Двери класса на первом этаже медленно открылись, из них посыпались дети, как горох из банки незадачливой хозяйки.
– Счастливых каникул, Эктор! Увидимся в следующем году!
– Ха-ха-ха, Аморей, ты остаёшься, или вы куда-то всё-таки едете?
– Нет, я остаюсь, мы никуда в этом году не можем поехать, заболела моя сестра.
– Передавай ей привет. Тогда мы, может, увидимся?
– С удовольствием, ну всё, пока… – и Аморей со смехом слетел вниз по лестнице.
– Пока, пока… – слышались голоса детей, прощавшихся на ходу друг с другом.
Шелест курток, стук башмаков о деревянные ступени винтовой лестницы, ведущей вниз, во двор школы. Дети любили с разгона съезжать по её отполированным, с ямкой в середине, деревянным ступеням. При этом частенько случалось, что несколько ребятишек, скользя вниз, сталкивались, и тогда эта лавина, сметая всё и вся на своём пути, скатывалась до первого этажа и вылетала во двор.

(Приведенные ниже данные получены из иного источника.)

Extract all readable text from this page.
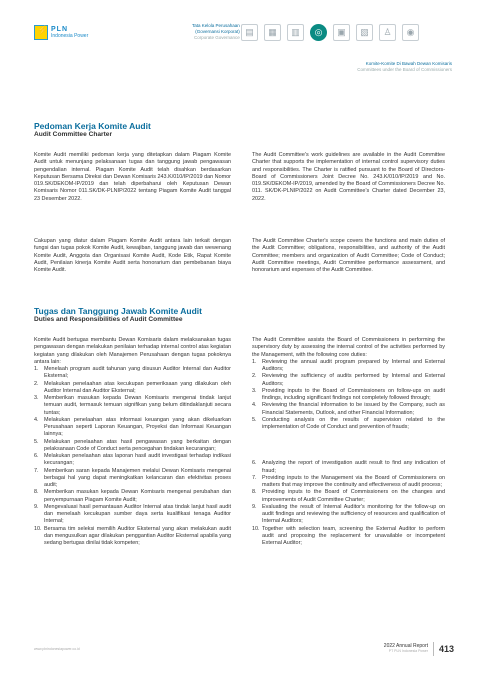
⚡
PLN
Indonesia Power
Tata Kelola Perusahaan
(Governansi Korporat)
Corporate Governance
▤	▦	▥	◎	▣	▧	♙	◉
Komite-Komite Di Bawah Dewan Komisaris
Committees under the Board of Commissioners
Pedoman Kerja Komite Audit
Audit Committee Charter

Komite Audit memiliki pedoman kerja yang ditetapkan dalam Piagam Komite Audit untuk menunjang pelaksanaan tugas dan tanggung jawab pengawasan pengendalian internal. Piagam Komite Audit telah disahkan berdasarkan Keputusan Bersama Direksi dan Dewan Komisaris 243.K/010/IP/2019 dan Nomor 019.SK/DEKOM-IP/2019 dan telah diperbaharui oleh Keputusan Dewan Komisaris Nomor 011.SK/DK-PLNIP/2022 tentang Piagam Komite Audit tanggal 23 Desember 2022.

Cakupan yang diatur dalam Piagam Komite Audit antara lain terkait dengan fungsi dan tugas pokok Komite Audit, kewajiban, tanggung jawab dan wewenang Komite Audit, Anggota dan Organisasi Komite Audit, Kode Etik, Rapat Komite Audit, Penilaian kinerja Komite Audit serta honorarium dan pembebanan biaya Komite Audit.

The Audit Committee's work guidelines are available in the Audit Committee Charter that supports the implementation of internal control supervisory duties and responsibilities. The Charter is ratified pursuant to the Board of Directors-Board of Commissioners Joint Decree No. 243.K/010/IP/2019 and No. 019.SK/DEKOM-IP/2019, amended by the Board of Commissioners Decree No. 011. SK/DK-PLNIP/2022 on Audit Committee's Charter dated December 23, 2022.

The Audit Committee Charter's scope covers the functions and main duties of the Audit Committee; obligations, responsibilities, and authority of the Audit Committee; members and organization of Audit Committee; Code of Conduct; Audit Committee meetings, Audit Committee performance assessment, and honorarium and expenses of the Audit Committee.

Tugas dan Tanggung Jawab Komite Audit
Duties and Responsibilities of Audit Committee

Komite Audit bertugas membantu Dewan Komisaris dalam melaksanakan tugas pengawasan dengan melakukan penilaian terhadap internal control atas kegiatan kegiatan yang dilakukan oleh Manajemen Perusahaan dengan tugas pokoknya antara lain:

1. Menelaah program audit tahunan yang disusun Auditor Internal dan Auditor Eksternal;
2. Melakukan penelaahan atas kecukupan pemeriksaan yang dilakukan oleh Auditor Internal dan Auditor Eksternal;
3. Memberikan masukan kepada Dewan Komisaris mengenai tindak lanjut temuan audit, termasuk temuan signifikan yang belum ditindaklanjuti secara tuntas;
4. Melakukan penelaahan atas informasi keuangan yang akan dikeluarkan Perusahaan seperti Laporan Keuangan, Proyeksi dan Informasi Keuangan lainnya;
5. Melakukan penelaahan atas hasil pengawasan yang berkaitan dengan pelaksanaan Code of Conduct serta pencegahan tindakan kecurangan;
6. Melakukan penelaahan atas laporan hasil audit investigasi terhadap indikasi kecurangan;
7. Memberikan saran kepada Manajemen melalui Dewan Komisaris mengenai berbagai hal yang dapat meningkatkan kelancaran dan efektivitas proses audit;
8. Memberikan masukan kepada Dewan Komisaris mengenai perubahan dan penyempurnaan Piagam Komite Audit;
9. Mengevaluasi hasil pemantauan Auditor Internal atas tindak lanjut hasil audit dan menelaah kecukupan sumber daya serta kualifikasi tenaga Auditor Internal;
10. Bersama tim seleksi memilih Auditor Eksternal yang akan melakukan audit dan mengusulkan agar dilakukan penggantian Auditor Eksternal apabila yang sedang bertugas dinilai tidak kompeten;

The Audit Committee assists the Board of Commissioners in performing the supervisory duty by assessing the internal control of the activities performed by the Management, with the following core duties:

1. Reviewing the annual audit program prepared by Internal and External Auditors;
2. Reviewing the sufficiency of audits performed by Internal and External Auditors;
3. Providing inputs to the Board of Commissioners on follow-ups on audit findings, including significant findings not completely followed through;
4. Reviewing the financial information to be issued by the Company, such as Financial Statements, Outlook, and other Financial Information;
5. Conducting analysis on the results of supervision related to the implementation of Code of Conduct and prevention of frauds;
6. Analyzing the report of investigation audit result to find any indication of fraud;
7. Providing inputs to the Management via the Board of Commissioners on matters that may improve the continuity and effectiveness of audit process;
8. Providing inputs to the Board of Commissioners on the changes and improvements of Audit Committee Charter;
9. Evaluating the result of Internal Auditor's monitoring for the follow-up on audit findings and reviewing the sufficiency of resources and qualification of Internal Auditors;
10. Together with selection team, screening the External Auditor to perform audit and proposing the replacement for unavailable or incompetent External Auditor;
www.plnindonesiapower.co.id	2022 Annual Report
PT PLN Indonesia Power 413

Поль не любил таких развлечений, его благоразумный характер подсказывал ему избегать их. Это был мальчик лет десяти, невысокого роста, по сравнению со своими одноклассниками, с серо-зелёными глазами на бледном худощавом овальном лице. Светло-русые густые кудри венчали, как корона, его голову. От своих одноклассников он отличался немногословностью. Нет, он не был молчуном, даже напротив, любил поговорить, но никогда не позволял себе пустой болтовни, как некоторые другие дети. Ему рано пришлось повзрослеть, и ответственность, которая легла на него невидимым ореолом, определяла все его поступки. Несколько лет назад он потерял отца, а мать часто болела. На прошлое Рождество она слегла в постель и с тех пор не вставала. Так что он ходил в школу самостоятельно, да ещё водил туда своего младшего брата Пьера.
Дождавшись, пока все одноклассники освободят лестницу, он медленно спустился во двор. Там его встретили два голубых луча глаз Пьера.
Младший брат был полной противоположностью старшему: круглое пухлое лицо, открытая улыбка. Характер человека, склонного к необдуманным поступкам и никогда о них не жалеющего. Пьер был уверен, что всё делает хорошо, и эта уверенность наполняла радостью его доброе сердце. Если обычно дети имеют ограниченный круг друзей, то с ним было иначе: казалось, что если весь мир войдёт в его сердце, то и этого будет мало. Он стремился быть другом каждому, и все его одноклассники любили его за возможность сказать: «Пьер – мой друг».
– Поль! Поль! – закричал Пьер через весь двор.
Поль подошёл к той части двора, где у ограды ожидали родителей, старших братьев и сестёр дети младшей группы.
– Поль, сегодня мне нужно написать письмо Пер-Ноэлю! Поль, не забудь об этом, пожалуйста, помоги мне, – тараторил Пьер.
Поль взял его за руку.
– Счастливого Рождества! – попрощались они с мадам Доминик.
Пьер вытянул губы в трубочку, намереваясь поцеловать её. Все учительницы обожали Пьера. Стоило ему посмотреть им в глаза, и они готовы были разрешить ему всё. Мадам Доминик с удовольствием подставила ему свою щеку и наградила ответным поцелуем.
– Счастливого Рождества, Пьер и Поль, – пожелала она.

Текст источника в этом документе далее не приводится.